Dass digitale Fotografie Fluch und Segen zugleich sein kann, zeigt der Blick durch den Broicher Klassenraum. Dicht an dicht liegen dort die Abzüge der Digitalfotos, (aus)sortiert, gestapelt, ausgebreitet. Wenn ein Bild mehr sagt als 1000 Worte, wie viel haben dann wohl 3000 Fotos zu erzählen? So viele Fotografien entstanden an den drei Tagen, die die Realschüler und die Rembergschüler miteinander verbrachten.
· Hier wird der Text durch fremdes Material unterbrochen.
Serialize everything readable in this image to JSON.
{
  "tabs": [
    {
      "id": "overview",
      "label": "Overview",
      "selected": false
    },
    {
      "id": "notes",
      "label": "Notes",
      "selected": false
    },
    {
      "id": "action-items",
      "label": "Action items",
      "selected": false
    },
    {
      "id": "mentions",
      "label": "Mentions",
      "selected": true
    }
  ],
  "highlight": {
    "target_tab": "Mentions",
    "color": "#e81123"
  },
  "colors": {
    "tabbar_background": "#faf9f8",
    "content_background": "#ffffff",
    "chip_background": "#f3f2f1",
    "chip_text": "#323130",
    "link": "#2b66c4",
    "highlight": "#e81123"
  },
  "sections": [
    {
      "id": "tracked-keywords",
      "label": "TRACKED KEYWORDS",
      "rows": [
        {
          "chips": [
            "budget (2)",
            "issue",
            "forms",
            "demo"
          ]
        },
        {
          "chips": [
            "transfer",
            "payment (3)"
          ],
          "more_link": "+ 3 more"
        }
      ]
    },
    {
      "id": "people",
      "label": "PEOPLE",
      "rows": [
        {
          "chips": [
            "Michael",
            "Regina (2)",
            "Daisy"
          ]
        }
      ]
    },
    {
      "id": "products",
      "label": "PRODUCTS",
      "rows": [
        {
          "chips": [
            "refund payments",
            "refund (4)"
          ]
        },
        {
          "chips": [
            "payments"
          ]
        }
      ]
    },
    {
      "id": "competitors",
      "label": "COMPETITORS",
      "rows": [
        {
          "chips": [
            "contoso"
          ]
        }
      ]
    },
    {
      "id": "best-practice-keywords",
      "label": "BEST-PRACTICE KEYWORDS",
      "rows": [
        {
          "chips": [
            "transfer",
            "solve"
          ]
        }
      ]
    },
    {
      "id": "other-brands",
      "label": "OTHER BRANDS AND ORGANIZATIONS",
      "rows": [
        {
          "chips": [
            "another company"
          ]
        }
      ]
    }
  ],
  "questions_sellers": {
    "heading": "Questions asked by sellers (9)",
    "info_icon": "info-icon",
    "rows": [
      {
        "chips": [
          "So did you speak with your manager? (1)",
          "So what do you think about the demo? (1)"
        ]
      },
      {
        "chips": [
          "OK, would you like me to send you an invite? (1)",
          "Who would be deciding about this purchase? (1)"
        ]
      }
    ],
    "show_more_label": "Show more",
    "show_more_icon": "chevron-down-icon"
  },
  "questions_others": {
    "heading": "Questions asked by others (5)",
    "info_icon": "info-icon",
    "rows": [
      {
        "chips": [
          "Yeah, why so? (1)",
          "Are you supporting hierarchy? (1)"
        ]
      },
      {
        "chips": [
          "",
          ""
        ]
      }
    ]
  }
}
Das erste Treffen fand unter Leitung von Dr. Jörg Schmitz, pädagogischer Mitarbeiter des Museums, in der Camera Obscura statt. Eine Einführung in die Technik gab es dort, einen Einblick in Ausschnitt und Perspektive. Umgesetzt wurde das Gelernte bei gegenseitigen Besuchen. Da knipsten die Jugendlichen drauf los, inszenierten den Blick auf die eigene und die fremde Schule, zoomten ohne Scheu und Scham ganz nah ran. Und so nennt Rembergschulleiter Peter Kalde das Projekt dann auch eine „optimale Sache. Alle Schüler sind handelnde und entscheidende Akteure und lernen sich darüber auf natürliche Weise kennen.“

Abbau von Berührungsängsten gelungen

Diesen integrativen Aspekt hatte Carmen Speckin, Lehrerin der Realschule Broich, besonders im Blick, als sie die Idee zur schulübergreifenden Foto-AG entwickelte: „Es gibt viele Berührungsängste beim Umgang mit Behinderten. Aber ich weiß, wie viel es Schülern bedeuten kann, diese zu überwinden.“ Natürlich war die Unsicherheit im Vorfeld bei Real- wie Rembergschülern groß. „Alle hatten total Schiss“, sagt auch Gabi Schmitz-Kilimann, Lehrerin der Rembergschule. Bei den Broichern war der ihrer Meinung nach sogar noch größer, aber: „Als die erste Begegnung geschafft war, waren alle total befreit.“ Und ungezwungen. Das ist bei auch bei der Fotoauswahl zu spüren: Alle stehen um die Tische herum, schauen sich die Bilder an, bewerten, suchen aus. Alle sind gleichberechtigt, man nimmt sich ernst, macht gemeinsame Sache.

„Ich hatte zuerst schon Sorge, ob sich Leute von den Fotos angegriffen fühlen, die wir machen“, muss Lea einräumen. Dass auch Realschullehrer skeptisch waren, berichtet die 14-Jährige: „Einige meinten, wir wollten nur zeigen, was wir können und dass wir besser sind. Aber das war nicht so.“ Im Gegenteil: „Ich hab viel von den anderen gelernt. Ich fand’s gut, zu sehen, wie sie sind. Und ich fand’s toll zu zeigen, so sind wir.“

Das soll auch die Ausstellung in der Camera Obscura vermitteln. Beide Schulen werden da fotografisch gegenübergestellt: volle Lehrerzimmer in der Realschule gegen verwaiste Pausenräume in der Rembergschule, Schulhof gegen Schulgarten, verwackelte Bilder im Sportunterricht – mal mit, mal ohne Rollstuhl, aber immer mit viel Spaß.